Remember those miracles from the spring? The ones where teams stood up digital channels in days, migrated to remote work overnight, and duct-taped together solutions that kept the business running? Turns out that those miracles come with invoices. And they’re arriving now.
I’m not talking about cloud bills, although those are eye-popping too. I’m talking about the accumulated technical and organizational debt from nine months of just making it work. May shortcut showers become December liability flowers.
Variances of this scenario appear all over: an organization heroically built a customer self-service portal during the initial lockdown. It was clever. It was also built on a prototype framework, connected through spray-and-pray integration that worked most of the time, and secured with an authentication approach best described as “optimistic.” Suffice to say that as it scaled up, things didn’t exactly hold up.
The Debt You Can See
Some of this debt is obvious. It shows up in outages, slow performance, and security incidents. Like the SaaS tool that a department adopted in April on its metaphorical credit card, and now contains eight months of business-critical data that nobody can export. Or the API integrations that were hardcoded for a specific scenario and break every time something upstream changes.
This is the debt that gets attention because it hurts visibly. Executives understand outages. They understand security incidents. This debt gets funded, eventually, because the alternative is too painful.
The Debt You Can’t See
The invisible debt is quieter. It’s the kind that doesn’t cause outages. It causes friction that slows down the organization. Maybe the product team can’t build the next feature because the codebase from the spring has become unmaintainable. Every change risks breaking something, but nobody fully understands what, because the people who built it in a frenzy have moved on or burned out. Perhaps data that now flows through three different paths depending on when the integration was built and who built it. The reports don’t match, but everybody has learned to “adjust” the numbers manually. Somebody has a reconciliation spreadsheet. It’s always somebody.
Sometimes it’s process workarounds that became permanent without anyone deciding they should be. The manual step that was added in April because the system couldn’t handle an edge case. Nine months later, two people spend half their day on that manual step, and it’s now in the training materials for new hires.
This debt doesn’t announce itself. It compounds. Like real debt, the interest payments consume capacity that could be spent on new value.

Why Are We So Bad At Managing Debt?
Technical debt is certainly not a new concept. The term has been around since the early ’90s. Every technology leader is aware of it, yet, most organizations are terrible at managing it.
Part of the problem is visibility. Debt that lives in code, architecture, and process is invisible to the people who control budgets. You can’t put a screenshot of a poorly designed integration in a board presentation. “Trust me, it’s fragile” is not a compelling funding request. Fear, uncertainty, and doubt doesn’t always translate well.
The teams that created the debt during the crisis were rewarded for speed and deservedly so. They pulled off heroics when speed was the right call in March. But now it piled up. Nobody gets promoted for paying down technical debt. The reward system still favors new features, new capabilities, new shiny objects. Maintenance is career quicksand.

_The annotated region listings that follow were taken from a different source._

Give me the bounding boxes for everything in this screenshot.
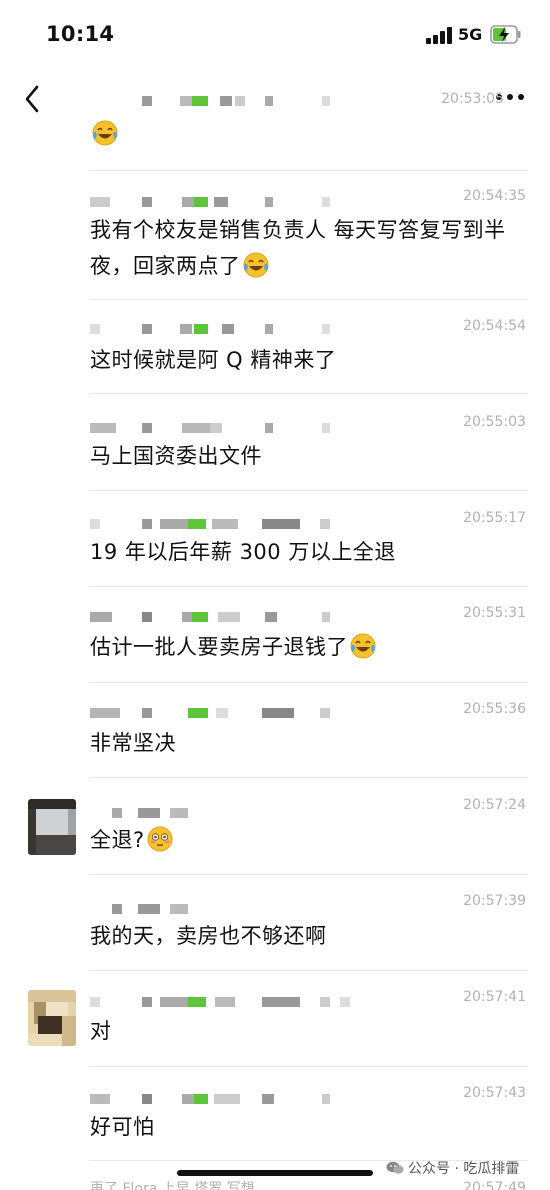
message-divider [90, 682, 528, 683]
message-timestamp: 20:57:49 [463, 1180, 526, 1190]
flushed-face-icon [147, 826, 173, 852]
face-with-tears-of-joy-icon [350, 633, 376, 659]
message-divider [90, 170, 528, 171]
message-timestamp: 20:55:03 [463, 414, 526, 430]
message-timestamp: 20:57:41 [463, 989, 526, 1005]
sender-name-blurred [90, 322, 360, 338]
message-timestamp: 20:57:43 [463, 1085, 526, 1101]
chevron-left-icon[interactable] [16, 78, 50, 120]
message-timestamp: 20:57:24 [463, 797, 526, 813]
message-text: 估计一批人要卖房子退钱了 [90, 629, 520, 665]
message-divider [90, 970, 528, 971]
message-timestamp: 20:54:54 [463, 318, 526, 334]
message-text: 全退? [90, 822, 520, 858]
message-divider [90, 393, 528, 394]
message-timestamp: 20:55:17 [463, 510, 526, 526]
sender-name-blurred [90, 995, 360, 1011]
message-timestamp: 20:54:35 [463, 188, 526, 204]
watermark-text: 公众号 · 吃瓜排雷 [408, 1161, 520, 1177]
sender-name-blurred [90, 1092, 360, 1108]
sender-name-blurred [90, 195, 360, 211]
sender-name-blurred [90, 706, 360, 722]
sender-name-blurred [90, 421, 360, 437]
avatar[interactable] [28, 799, 76, 855]
sender-name-partial: 再了 Flora 上早 塔罗 写想 [90, 1181, 255, 1190]
message-text: 马上国资委出文件 [90, 444, 262, 468]
home-indicator[interactable] [177, 1170, 373, 1176]
message-text: 这时候就是阿 Q 精神来了 [90, 348, 337, 372]
message-divider [90, 299, 528, 300]
message-timestamp: 20:55:36 [463, 701, 526, 717]
sender-name-blurred [90, 902, 360, 918]
message-text: 好可怕 [90, 1115, 155, 1139]
message-divider [90, 490, 528, 491]
message-text: 我有个校友是销售负责人 每天写答复写到半夜，回家两点了 [90, 218, 506, 278]
watermark: 公众号 · 吃瓜排雷 [386, 1158, 519, 1178]
message-text [90, 116, 520, 152]
message-timestamp: 20:53:05 [441, 91, 504, 107]
sender-name-blurred [90, 94, 360, 110]
face-with-tears-of-joy-icon [92, 120, 118, 146]
sender-name-blurred [90, 610, 360, 626]
message-divider [90, 1066, 528, 1067]
sender-name-blurred [90, 806, 360, 822]
message-timestamp: 20:55:31 [463, 605, 526, 621]
face-with-tears-of-joy-icon [243, 252, 268, 278]
message-text: 19 年以后年薪 300 万以上全退 [90, 540, 396, 564]
cellular-signal-icon [426, 27, 452, 44]
message-divider [90, 874, 528, 875]
sender-name-blurred [90, 517, 360, 533]
network-type: 5G [458, 25, 483, 44]
message-divider [90, 777, 528, 778]
avatar[interactable] [28, 990, 76, 1046]
wechat-official-account-icon [386, 1161, 404, 1174]
battery-charging-icon [490, 25, 521, 44]
message-text: 我的天，卖房也不够还啊 [90, 924, 327, 948]
message-text: 对 [90, 1019, 112, 1043]
message-divider [90, 586, 528, 587]
status-time: 10:14 [46, 22, 115, 46]
message-timestamp: 20:57:39 [463, 893, 526, 909]
status-bar: 10:14 5G [0, 0, 550, 70]
message-text: 非常坚决 [90, 731, 176, 755]
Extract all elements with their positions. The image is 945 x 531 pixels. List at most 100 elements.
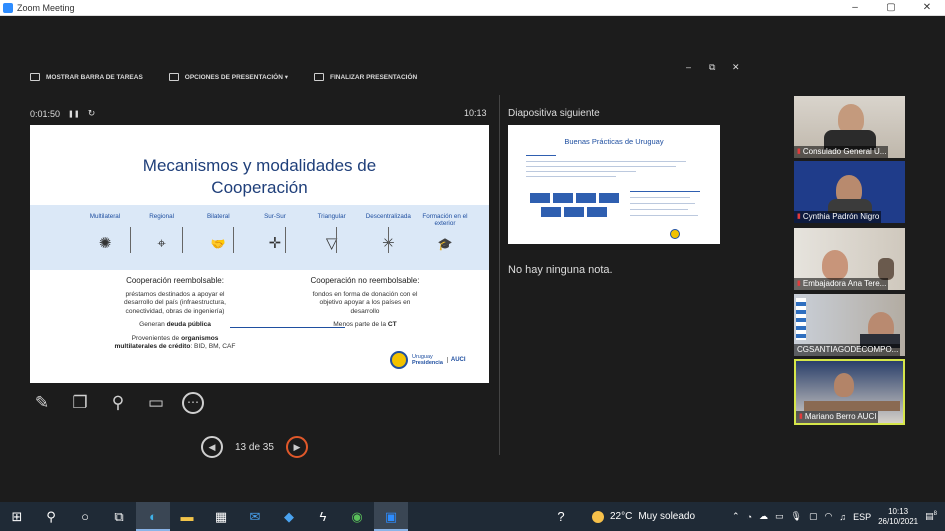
elapsed-time: 0:01:50	[30, 108, 61, 119]
end-presentation-label: FINALIZAR PRESENTACIÓN	[329, 73, 418, 81]
mail-icon[interactable]: ✉	[238, 502, 272, 531]
dropbox-icon[interactable]: ◆	[272, 502, 306, 531]
pane-divider[interactable]	[499, 95, 500, 455]
sunny-icon	[592, 510, 604, 523]
show-taskbar-label: MOSTRAR BARRA DE TAREAS	[46, 73, 143, 81]
modality-triangular: Triangular ▽	[307, 213, 357, 255]
end-presentation-icon	[313, 73, 324, 81]
mini-logo	[670, 229, 680, 239]
store-icon[interactable]: ▦	[204, 502, 238, 531]
wifi-icon[interactable]: ◠	[824, 511, 832, 522]
current-time: 10:13	[464, 108, 487, 118]
modality-regional: Regional ⌖	[137, 213, 187, 255]
onedrive-icon[interactable]: ☁	[759, 511, 768, 522]
non-reimbursable-column: Cooperación no reembolsable: fondos en f…	[310, 276, 420, 328]
all-slides-icon[interactable]: ❐	[68, 392, 92, 414]
window-titlebar: Zoom Meeting – ▢ ✕	[0, 0, 945, 16]
edge-browser-icon[interactable]: ◐	[136, 502, 170, 531]
weather-widget[interactable]: 22°C Muy soleado	[592, 510, 695, 523]
windows-taskbar: ⊞ ⚲ ○ ⧉ ◐ ▬ ▦ ✉ ◆ ϟ ◉ ▣ ? 22°C Muy solea…	[0, 502, 945, 531]
divider	[130, 227, 131, 253]
presenter-minimize-button[interactable]: –	[686, 62, 691, 72]
next-slide-button[interactable]: ▶	[285, 436, 308, 458]
participant-tile[interactable]: CGSANTIAGODECOMPO...	[794, 294, 905, 356]
screen-icon[interactable]: ▭	[144, 392, 168, 414]
pause-timer-button[interactable]: ❚❚	[68, 110, 80, 118]
chevron-up-icon[interactable]: ⌃	[732, 511, 740, 522]
microphone-icon[interactable]: 🎙	[791, 511, 802, 522]
help-icon[interactable]: ?	[544, 502, 578, 531]
pen-icon[interactable]: ✎	[30, 392, 54, 414]
location-pin-icon: ⌖	[157, 235, 166, 252]
file-explorer-icon[interactable]: ▬	[170, 502, 204, 531]
language-indicator[interactable]: ESP	[853, 512, 871, 522]
next-slide-title: Buenas Prácticas de Uruguay	[564, 137, 664, 146]
terminal-icon[interactable]: ϟ	[306, 502, 340, 531]
end-presentation-button[interactable]: FINALIZAR PRESENTACIÓN	[313, 73, 418, 81]
presentation-options-button[interactable]: OPCIONES DE PRESENTACIÓN ▾	[168, 73, 288, 81]
presenter-toolbar: MOSTRAR BARRA DE TAREAS OPCIONES DE PRES…	[30, 70, 417, 84]
reset-timer-button[interactable]: ↻	[88, 108, 96, 119]
modality-sur-sur: Sur-Sur ✛	[250, 213, 300, 255]
speaker-notes: No hay ninguna nota.	[508, 264, 613, 276]
presenter-close-button[interactable]: ✕	[732, 62, 740, 73]
uruguay-flag	[796, 298, 806, 340]
window-title: Zoom Meeting	[17, 2, 75, 13]
notification-center-icon[interactable]: ▤8	[925, 511, 937, 522]
annotation-tools: ✎ ❐ ⚲ ▭ ⋯	[30, 392, 204, 414]
modalities-row: Multilateral ✺ Regional ⌖ Bilateral 🤝 Sur-S…	[80, 213, 470, 255]
modality-formacion: Formación en el exterior 🎓	[420, 213, 470, 255]
divider	[182, 227, 183, 253]
mic-muted-icon: ▮	[797, 280, 801, 287]
triangle-nodes-icon: ▽	[325, 235, 338, 252]
display-icon[interactable]: ▢	[809, 511, 818, 522]
windows-start-icon[interactable]: ⊞	[0, 502, 34, 531]
taskbar-clock[interactable]: 10:13 26/10/2021	[878, 507, 918, 527]
handshake-icon: 🤝	[210, 237, 226, 251]
window-controls: – ▢ ✕	[837, 1, 945, 15]
minimize-button[interactable]: –	[837, 1, 873, 15]
notification-count: 8	[933, 511, 937, 517]
timer: 0:01:50 ❚❚ ↻	[30, 108, 95, 119]
task-view-icon[interactable]: ⧉	[102, 502, 136, 531]
current-slide[interactable]: Mecanismos y modalidades de Cooperación …	[30, 125, 489, 383]
presentation-options-label: OPCIONES DE PRESENTACIÓN ▾	[184, 74, 288, 81]
next-slide-label: Diapositiva siguiente	[508, 108, 600, 119]
battery-icon[interactable]: ▭	[775, 511, 784, 522]
zoom-taskbar-icon[interactable]: ▣	[374, 502, 408, 531]
mic-muted-icon: ▮	[799, 413, 803, 420]
uruguay-presidencia-logo: Uruguay Presidencia AUCI	[390, 351, 466, 369]
cortana-icon[interactable]: ○	[68, 502, 102, 531]
next-slide-preview[interactable]: Buenas Prácticas de Uruguay	[508, 125, 720, 244]
network-icon[interactable]: ◔	[747, 512, 752, 522]
participant-face	[834, 373, 854, 397]
mic-muted-icon: ▮	[797, 148, 801, 155]
participant-tile[interactable]: ▮ Embajadora Ana Tere...	[794, 228, 905, 290]
slide-title: Mecanismos y modalidades de Cooperación	[142, 156, 377, 197]
graduation-cap-icon: 🎓	[437, 237, 453, 251]
slide-navigation: ◀ 13 de 35 ▶	[201, 436, 308, 458]
sun-emblem-icon	[390, 351, 408, 369]
participant-tile[interactable]: ▮ Consulado General U...	[794, 96, 905, 158]
previous-slide-button[interactable]: ◀	[201, 436, 223, 458]
participant-tile[interactable]: ▮ Cynthia Padrón Nigro	[794, 161, 905, 223]
divider	[388, 227, 389, 253]
taskbar-icon	[30, 73, 40, 81]
auci-logo: AUCI	[446, 357, 466, 363]
zoom-icon[interactable]: ⚲	[106, 392, 130, 414]
volume-icon[interactable]: ♫	[839, 512, 846, 522]
search-icon[interactable]: ⚲	[34, 502, 68, 531]
presenter-restore-button[interactable]: ⧉	[709, 62, 715, 73]
mic-muted-icon: ▮	[797, 213, 801, 220]
presentation-options-icon	[168, 73, 179, 81]
show-taskbar-button[interactable]: MOSTRAR BARRA DE TAREAS	[30, 73, 143, 81]
system-tray: ⌃ ◔ ☁ ▭ 🎙 ▢ ◠ ♫ ESP 10:13 26/10/2021 ▤8	[732, 507, 945, 527]
participant-face	[822, 250, 848, 280]
chrome-icon[interactable]: ◉	[340, 502, 374, 531]
more-icon[interactable]: ⋯	[182, 392, 204, 414]
reimbursable-column: Cooperación reembolsable: préstamos dest…	[114, 276, 236, 350]
participant-tile-active-speaker[interactable]: ▮ Mariano Berro AUCI	[794, 359, 905, 425]
globe-network-icon: ✺	[98, 235, 112, 252]
maximize-button[interactable]: ▢	[873, 1, 909, 15]
close-button[interactable]: ✕	[909, 1, 945, 15]
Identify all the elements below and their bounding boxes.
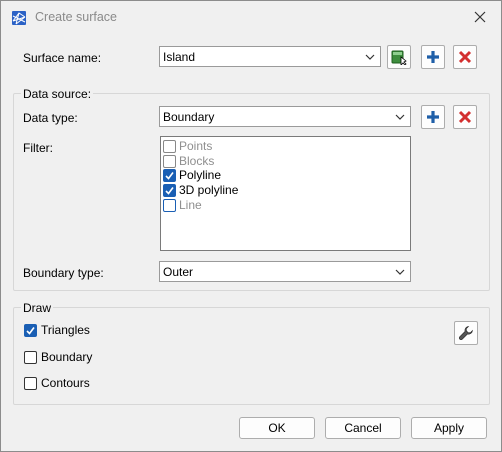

Part of the problem is language. When technologists say “technical debt,” business leaders hear “IT wants more money for stuff that doesn’t produce anything new.” We haven’t found the right way to explain that debt reduction is what enables the new stuff. It’s not optional.
A Pragmatic Approach
We start by making the post-COVID debt pile visible. You can’t prioritize what you can’t see. Create an inventory of the shortcuts taken during the crisis. No blame game, the decisions were right at the time, just to understand what being carried. Rate each item by risk and drag. Risk is the chance it breaks catastrophically. Drag is how much it slows you down every day. High risk should be fixed first, high drag soon after.
- Dedicate capacity on projects to chip away at it. You could plan debt reduction spikes, but I haven’t seen debt reduction programs be successful, they tend to turn a technical problem into a bureaucratic one. Instead, allocate a percentage of every team’s capacity to debt reduction. Twenty percent is a good starting point. Make it part of the regular rhythm, not a special initiative.
- Connect it to outcomes. Don’t pitch debt reduction as a technology hygiene exercise. Connect it to something the business cares about. “We need to refactor the integration layer” means nothing to a business sponsor. “We can’t launch the new partner channel until we stabilize the integration layer” is more likely to resonate.
- Track it. This sounds small, but it matters. If the only work that gets recognized is new features, that’s the only work people will want to do. Start acknowledging the teams that make the existing systems more reliable, more maintainable, more scalable. It’s not glamorous work, but it’s essential work. Like celebrating essential workers when the pandemic first hit.
Back to the Foundation
Now living with COVID seems to be the new normal, let’s take stock. Sure, the organization may have built an incredible shelter rapidly, but it’s based on a foundation designed for a garden shed. And now we have to live in it long-term. We’d better reinforce the foundation before it crumbles.
That’s the work of 2021, because the bill always comes. And newsflash, it’s not a cashless transaction. The only question is whether you pay it on your terms or on its terms.